Jack’s back

Just the Guy

It’s Gallagher, no relation to the shaved-head guy, with a show destined to become a local comedy tradition.

It’s Gallagher, no relation to the shaved-head guy, with a show destined to become a local comedy tradition.

Rated 4.0

Jack Gallagher returns to the B Street Theatre on Tuesday with another limited two-week run of his still-new one-man show, Just the Guy.

Just the Guy opened the B Street’s Second Stage (more affectionately known as “B-2”) in July. The B Street’s producing artistic director, Buck Busfield, commissioned the piece from Gallagher, who lives in the Sacramento area, to dedicate the long-awaited new performance space.

The autobiographical show sandwiches episodes describing the blue-collar jobs Gallagher worked in his youth—a gritty job making hot-dipped anodized nails comes in for particular attention—with a narrative about how Gallagher almost made it big in prime-time television.
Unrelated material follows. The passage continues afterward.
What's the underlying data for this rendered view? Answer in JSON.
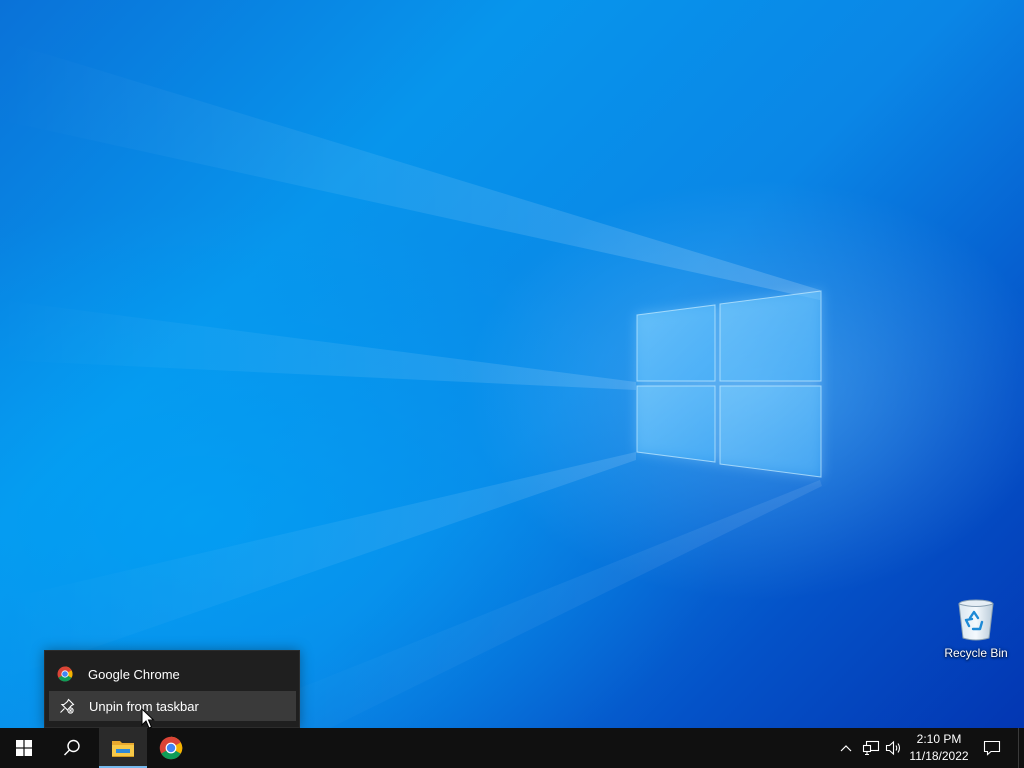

During the 1990s, Gallagher parleyed the recognition and acclaim accorded to his very successful show about fatherhood (Letters to Declan, which enjoyed two runs at the B Street) into a contract to develop a TV series.

It’s a funny but cautionary tale, as Gallagher contrasts the hands-on, plain-spoken ethic he internalized as a working-class boy of Irish background growing up on the East Coast against the slippery social practices of Hollywood, where deals are done (and undone) amidst hollow praise and artificial smiles, and a writer/comedian’s carefully nurtured project can suddenly disappear down the garbage chute for less-than-logical reasons entirely beyond his control.

The show got good marks on its first go-round—this reviewer rated it “Well Done.” After the initial run closed on July 17, Gallagher took a four-week vacation and went—where else?—Back East. As he takes up Just the Guy again, there will be some changes.

“I was pretty happy with it,” Gallagher said while on vacation last week. “The changes are more a matter of me finding the areas that work the best, and then trying to expand on them without expanding past the point of being interesting or funny.”

The four-week break has given Gallagher “a little distance” from a script that occupied his attention for most of this year. He started writing it in January, and worked on it five or six hours a day until the day it opened, July 5. “Because it took so long, and I worked on it so exclusively,” Gallagher recalled of that period in his life, “I didn’t bring anything with me on vacation. So when I go back, I will approach it with a really fresh eye, and maybe some of the changes will come after I look at it.”

Gallagher said that even though the show is scripted, “I don’t ever do it the same way twice, which kind of drove [director] Buck Busfield and [stage manager] Jerry Montoya crazy. I’d think of something and go off on a tangent, and they’d be flipping back and forth in the script looking for where I was.” The urge stems in no small part of Gallagher’s background as a stand-up comedian, working clubs and appearing on The Tonight Show and others.

Gallagher saw a contrast between the way he wrote Letters to Declan and Just the Guy. “Letters was the first time I had written anything,” he said. And the show evolved over a period of time. “With Just the Guy, I had more of an idea [where I was going], though I wouldn’t consider myself to be more than an advanced novice [writer]. But I had a better idea of how to mix the sad stuff with the happy stuff. And I knew I was trying to get the ‘male thing’ to go with the ‘Hollywood thing,’ and have them met up at the end.”